The process by which that information in DNA is converted into proteins involves two basic steps, transcription and translation. In bacteria, DNA is transcribed into RNA, which can be translated directly into proteins. In humans, things are more complicated: The RNA that is transcribed has some sequences that will be translated into proteins (exons) and others that must be spliced away (introns). Once the splicing is complete, the RNA can be translated properly. If a scientist wanted to produce a human protein in bacteria (a common molecular biology technique), the introns would have to be removed from the original DNA before it is inserted into the bacteria because bacteria cannot splice RNA. This cleaned-up, exon-only DNA is called cDNA. To make it, scientists take the fully spliced RNA and “reverse transcribe” it. That’s exactly what it sounds like: The information in the RNA is converted back into DNA form without the original introns.

This method is still used today, but it’s not the only way to get an intron-free DNA sequence.
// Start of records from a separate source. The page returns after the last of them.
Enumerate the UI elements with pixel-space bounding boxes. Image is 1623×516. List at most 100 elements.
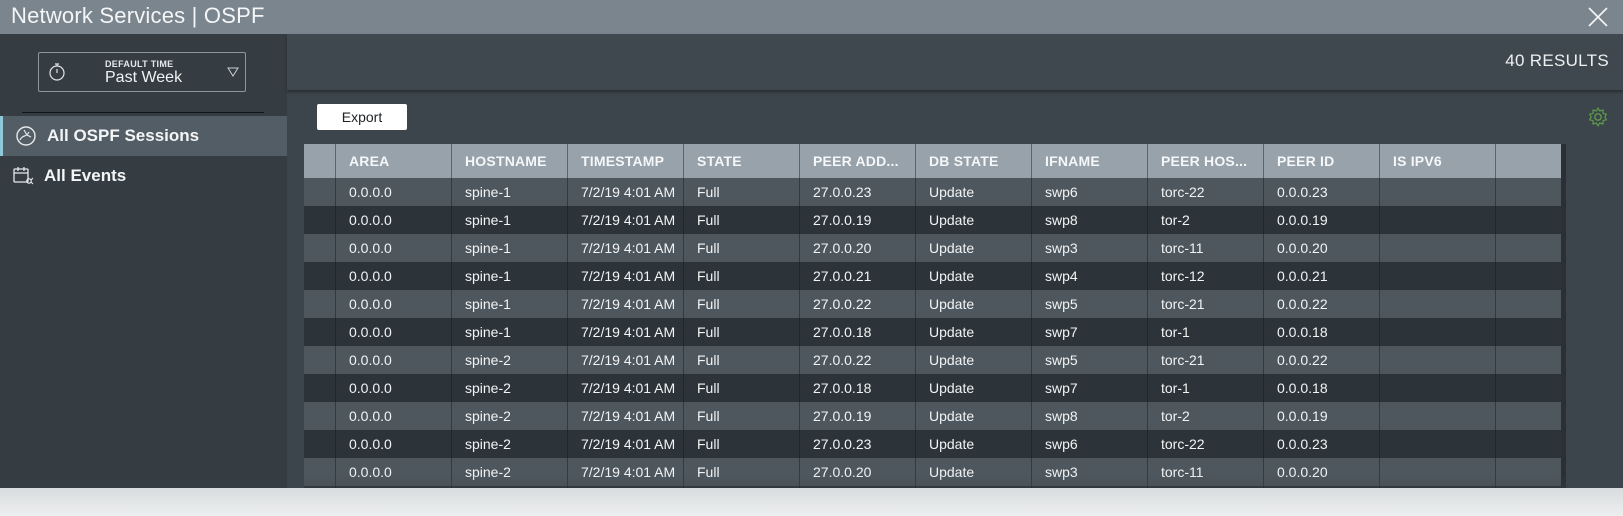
- table-row[interactable]: 0.0.0.0 spine-1 7/2/19 4:01 AM Full 27.0.0.2…: [304, 290, 1566, 318]
- table-cell: 27.0.0.20: [800, 458, 916, 486]
- column-header[interactable]: IFNAME: [1032, 144, 1148, 178]
- table-cell: 27.0.0.18: [800, 318, 916, 346]
- table-cell: 7/2/19 4:01 AM: [568, 290, 684, 318]
- table-cell: torc-11: [1148, 234, 1264, 262]
- table-cell: 0.0.0.19: [1264, 206, 1380, 234]
- table-cell: 7/2/19 4:01 AM: [568, 458, 684, 486]
- table-cell: 0.0.0.18: [1264, 374, 1380, 402]
- table-header: AREA HOSTNAME TIMESTAMP STATE PEER ADD... DB …: [304, 144, 1566, 178]
- table-cell: [1380, 318, 1496, 346]
- stopwatch-icon: [49, 63, 65, 81]
- table-cell: 0.0.0.19: [1264, 402, 1380, 430]
- results-bar: 40 RESULTS: [287, 34, 1623, 90]
- table-cell: swp7: [1032, 374, 1148, 402]
- table-cell: Update: [916, 262, 1032, 290]
- column-header[interactable]: AREA: [336, 144, 452, 178]
- table-cell: spine-2: [452, 374, 568, 402]
- table-cell: torc-22: [1148, 430, 1264, 458]
- table-cell: tor-1: [1148, 318, 1264, 346]
- column-header[interactable]: IS IPV6: [1380, 144, 1496, 178]
- table-cell: Update: [916, 178, 1032, 206]
- table-row[interactable]: 0.0.0.0spine-27/2/19 4:01 AMFull27.0.0.2…: [304, 346, 1566, 374]
- table-cell: 7/2/19 4:01 AM: [568, 374, 684, 402]
- table-cell: Update: [916, 346, 1032, 374]
- row-select-cell[interactable]: [304, 346, 336, 374]
- table-cell: 0.0.0.0: [336, 290, 452, 318]
- table-row[interactable]: 0.0.0.0spine-27/2/19 4:01 AMFull27.0.0.2…: [304, 458, 1566, 486]
- table-cell: 27.0.0.23: [800, 430, 916, 458]
- table-cell: 0.0.0.23: [1264, 430, 1380, 458]
- sidebar-item-events[interactable]: All Events: [0, 156, 287, 196]
- table-cell: 7/2/19 4:01 AM: [568, 262, 684, 290]
- table-row[interactable]: 0.0.0.0 spine-1 7/2/19 4:01 AM Full 27.0.0.2…: [304, 234, 1566, 262]
- table-cell: torc-21: [1148, 290, 1264, 318]
- table-row[interactable]: 0.0.0.0spine-27/2/19 4:01 AMFull27.0.0.2…: [304, 430, 1566, 458]
- table-cell: 0.0.0.23: [1264, 178, 1380, 206]
- table-cell: Full: [684, 318, 800, 346]
- table-row[interactable]: 0.0.0.0 spine-1 7/2/19 4:01 AM Full 27.0.0.2…: [304, 178, 1566, 206]
- table-cell: 0.0.0.0: [336, 206, 452, 234]
- row-select-cell[interactable]: [304, 262, 336, 290]
- row-select-cell[interactable]: [304, 206, 336, 234]
- row-select-cell[interactable]: [304, 318, 336, 346]
- table-row[interactable]: 0.0.0.0 spine-2 7/2/19 4:01 AM Full 27.0.0.1…: [304, 402, 1566, 430]
- row-select-cell[interactable]: [304, 430, 336, 458]
- table-row[interactable]: 0.0.0.0 spine-1 7/2/19 4:01 AM Full 27.0.0.1…: [304, 318, 1566, 346]
- row-select-cell[interactable]: [304, 234, 336, 262]
- row-spacer: [1496, 290, 1566, 318]
- table-cell: 7/2/19 4:01 AM: [568, 178, 684, 206]
- table-cell: spine-1: [452, 206, 568, 234]
- table-cell: [1380, 346, 1496, 374]
- column-header[interactable]: PEER ID: [1264, 144, 1380, 178]
- column-header[interactable]: TIMESTAMP: [568, 144, 684, 178]
- column-header[interactable]: STATE: [684, 144, 800, 178]
- column-header[interactable]: PEER ADD...: [800, 144, 916, 178]
- table-cell: 0.0.0.0: [336, 402, 452, 430]
- table-cell: 0.0.0.0: [336, 318, 452, 346]
- column-header[interactable]: HOSTNAME: [452, 144, 568, 178]
- table-cell: Update: [916, 402, 1032, 430]
- table-cell: 0.0.0.0: [336, 346, 452, 374]
- table-cell: spine-2: [452, 430, 568, 458]
- time-picker-label: DEFAULT TIME: [105, 59, 174, 69]
- table-cell: Full: [684, 290, 800, 318]
- row-select-cell[interactable]: [304, 178, 336, 206]
- table-cell: 0.0.0.0: [336, 262, 452, 290]
- table-cell: 0.0.0.18: [1264, 318, 1380, 346]
- row-spacer: [1496, 374, 1566, 402]
- sidebar-item-label: All Events: [44, 166, 127, 185]
- table-cell: spine-2: [452, 458, 568, 486]
- column-header[interactable]: PEER HOS...: [1148, 144, 1264, 178]
- row-select-cell[interactable]: [304, 402, 336, 430]
- sidebar-item-ospf-sessions[interactable]: All OSPF Sessions: [0, 116, 287, 156]
- table-cell: swp5: [1032, 290, 1148, 318]
- export-button[interactable]: Export: [317, 104, 407, 130]
- row-spacer: [1496, 178, 1566, 206]
- table-row[interactable]: 0.0.0.0 spine-1 7/2/19 4:01 AM Full 27.0.0.1…: [304, 206, 1566, 234]
- row-select-cell[interactable]: [304, 374, 336, 402]
- column-header[interactable]: DB STATE: [916, 144, 1032, 178]
- table-row[interactable]: 0.0.0.0 spine-1 7/2/19 4:01 AM Full 27.0.0.2…: [304, 262, 1566, 290]
- row-spacer: [1496, 206, 1566, 234]
- table-cell: [1380, 402, 1496, 430]
- table-cell: Full: [684, 262, 800, 290]
- time-picker[interactable]: DEFAULT TIME Past Week: [38, 52, 246, 92]
- table-row[interactable]: 0.0.0.0 spine-2 7/2/19 4:01 AM Full 27.0.0.1…: [304, 374, 1566, 402]
- table-cell: Update: [916, 318, 1032, 346]
- sidebar: DEFAULT TIME Past Week All OSPF Sessions…: [0, 34, 287, 516]
- table-cell: 0.0.0.21: [1264, 262, 1380, 290]
- table-cell: spine-2: [452, 402, 568, 430]
- close-icon[interactable]: [1587, 6, 1609, 28]
- table-cell: 0.0.0.22: [1264, 290, 1380, 318]
- gear-icon[interactable]: [1587, 106, 1609, 128]
- row-select-cell[interactable]: [304, 290, 336, 318]
- table-cell: [1380, 374, 1496, 402]
- table-cell: swp6: [1032, 430, 1148, 458]
- row-select-cell[interactable]: [304, 458, 336, 486]
- table-cell: torc-22: [1148, 178, 1264, 206]
- table-scrollbar[interactable]: [1561, 144, 1566, 516]
- table-cell: [1380, 234, 1496, 262]
- table-cell: 7/2/19 4:01 AM: [568, 206, 684, 234]
- select-column-header[interactable]: [304, 144, 336, 178]
- table-cell: tor-1: [1148, 374, 1264, 402]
There are companies that will make the DNA for you if you just send them the sequence you want, though it’s possible the patent on cDNA may eventually be ruled to cover such DNA as well. This ambiguity underscores how outdated these patents are. Cases like this one are the death throes of 1990s biotech. Fortunately, patents on genes and cDNA from the 1990s are set to expire pretty soon.

The focus on cDNA is particularly frustrating because the difference between cDNA and natural DNA is a purely technical matter. As some of the amici curiae pointed out, the information content is the real issue. In his amicus brief, James Watson, the co-discoverer of the structure of DNA, uses the word “information” dozens of times but doesn’t mention cDNA once. cDNA is a tool, and barring its use is entirely arbitrary. The information content of the genes is what the patents should or should not cover.

The court’s strain to understand this science is manifest in the overly respectful, declarative language used in the ruling. Statements such as “the study of genetics can lead to valuable medical breakthroughs” are simply adorable.

Once the court established that genes are products of nature and therefore ineligible for patent, it destroyed Myriad’s ability to be the exclusive beneficiaries of the BRCA discoveries. Myriad provides genetic testing for mutations in the BRCA1 and BRCA2 genes. Myriad will tell you, for a fee, if you have a mutation that increases your risk of breast cancer. This service made a lot of sense in 1994, when Myriad first filed a patent for BRCA1. Today the sequencing of genes and even whole genomes is routine. The idea of discovering a gene after the completion of the human genome project is like discovering a new island: It made sense before we had satellite images but today it is outdated.

The true benefit of this ruling will come from the ability of more and more scientists to look at large-scale datasets of BRCA mutations and cancer rates. Right now only Myriad genetics has the right to sequence the BRCA genes. This has had several effects. Myriad sets a price for its testing that is exorbitantly high—they charge $3,400 to test two genes. The price of sequencing an entire genome (which is about 75,000 times bigger) was already only $5,000 in 2011.

Because all patients must rely on a single company for both their test and analysis, other researchers have not had access to Myriad’s data. Some BRCA mutations have “unknown significance” and researchers have complained about the “chilling effect” this lack of data has had. It becomes personal very quickly when you have to make a decision whether or not to get a mastectomy based on research coming out of one, and only one, company.

When technical issues are at the heart of a case with broad public implications, a nuanced understanding of those issues is essential. Not everyone needs to understand molecular biology, but the court should have more than a haphazard understanding if it is going to continue to sort out biotech cases, especially ones with the potential to have so much impact on medical research and patient care.